Doppelporträt der Brüder Wilhelm Grimm (links) und Jacob Grimm von Elisabeth Maria Anna Jerichau-Baumann, 1855

Die ersten Ausstellungsräume sowie Verwaltung und Archiv des Museums wurden am 4. Januar 1960, Jacob Grimms 175. Geburtstag, in der Murhardschen und Landesbibliothek in Kassel eröffnet. Gründungsdirektor war Dr. Ludwig Denecke, dem auch einige der bis heute grundlegenden Erwerbungen des Museums zu verdanken waren (Hauptteil des künstlerischen Nachlasses von Ludwig Emil Grimm, Hausrat und Briefschaften aus der Familie von Lotte Grimm). Das Museum war bis Anfang der siebziger Jahre Bestandteil der Murhardschen und Landesbibliothek. Personell und hinsichtlich eines großen Teils der Grimm-Bestände blieb dies so, bis in Folge der Gründung der Universitätsbibliothek Kassel die gemeinsame Leitung beider Einrichtungen nicht mehr möglich war. Ludwig Denecke wie auch sein Nachfolger Dr. Dieter Hennig leiteten das Museum und die Bibliothek in Personalunion. Unter Hennig zog die Ausstellung des Museums in das Erdgeschoss des Palais Bellevue um (siehe unten, Standortproblematik). Am 21. Oktober 1972 wurden dort die ersten Schauräume eröffnet, und die Ausstellungsfläche in der heutigen Landesbibliothek und Murhardschen Bibliothek wurde aufgegeben. Im Laufe der Zeit wurde das Museum auf alle vier Etagen des Palais ausgeweitet, nachdem andere Einrichtungen aus dem historischen Gebäude ausgezogen waren. Wichtige Sammlungsstücke, die aus dem Bestand der Landesbibliothek bzw. der MuLB während der Zeit der Personalunion bereitgestellt wurden, waren bisher gegen den Willen der Bibliothek noch im BGM verblieben. Dieses Problem ist in jüngerer Zeit zusätzlich brisant geworden, da der Museumsleiter die kostbarsten dieser Exponate, die zum Weltdokumentenerbe der UNESCO gehörenden Handexemplare der Brüder Grimm von ihren "Kinder- und Hausmärchen", neuerdings als Eigentum der Brüder Grimm-Gesellschaft bezeichnete.

Ausstellung

In der Dauerausstellung fanden sich einige Exponate, die den Lebensalltag der Brüder illustrieren sollten und zum geringen Teil im direkten Zusammenhang mit ihnen standen. Im Palais Bellevue, einem feudalen Prachtbau des 18. Jahrhunderts, wurde versucht, mit Möbeln des Biedermeiers die Wohnwelt der beiden Brüder zu rekonstruieren. Im dritten Obergeschoss war eine Erlebniswelt inszeniert. Auch waren einige Werke des Bruders Ludwig Emil Grimm ausgestellt, der Maler, Zeichner und Kupferstecher war.
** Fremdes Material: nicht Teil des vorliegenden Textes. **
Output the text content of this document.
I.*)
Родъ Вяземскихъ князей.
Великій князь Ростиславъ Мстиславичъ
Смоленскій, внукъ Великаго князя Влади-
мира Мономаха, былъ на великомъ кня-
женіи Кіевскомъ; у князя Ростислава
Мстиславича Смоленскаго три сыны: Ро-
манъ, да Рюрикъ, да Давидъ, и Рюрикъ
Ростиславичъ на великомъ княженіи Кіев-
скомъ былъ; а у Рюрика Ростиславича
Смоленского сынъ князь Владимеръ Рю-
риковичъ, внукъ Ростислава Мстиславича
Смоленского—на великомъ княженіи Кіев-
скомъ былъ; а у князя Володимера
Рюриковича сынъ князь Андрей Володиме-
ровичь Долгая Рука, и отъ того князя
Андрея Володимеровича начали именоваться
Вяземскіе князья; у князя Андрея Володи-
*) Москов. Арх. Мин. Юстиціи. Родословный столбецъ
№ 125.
Eines der wichtigsten Exponate war das Grimmsche Handexemplar der Kinder- und Hausmärchen von 1812/1815. Es wurde 2005 von der UNESCO in die Liste des Weltdokumentenerbes aufgenommen. Das Handexemplar ist eine Leihgabe der Universitätsbibliothek Kassel. Es stammt wie viele andere kostbare Grimm-Objekte aus der alten Landesbibliothek Kassel, die wegen kriegsbedingter Zerstörung des größten Teils ihrer Buchbestände nach dem Zweiten Weltkrieg mit der weniger geschädigten Murhardschen Bibliothek der Stadt Kassel verschmolzen und später zur Universitätsbibliothek Kassel erweitert wurde.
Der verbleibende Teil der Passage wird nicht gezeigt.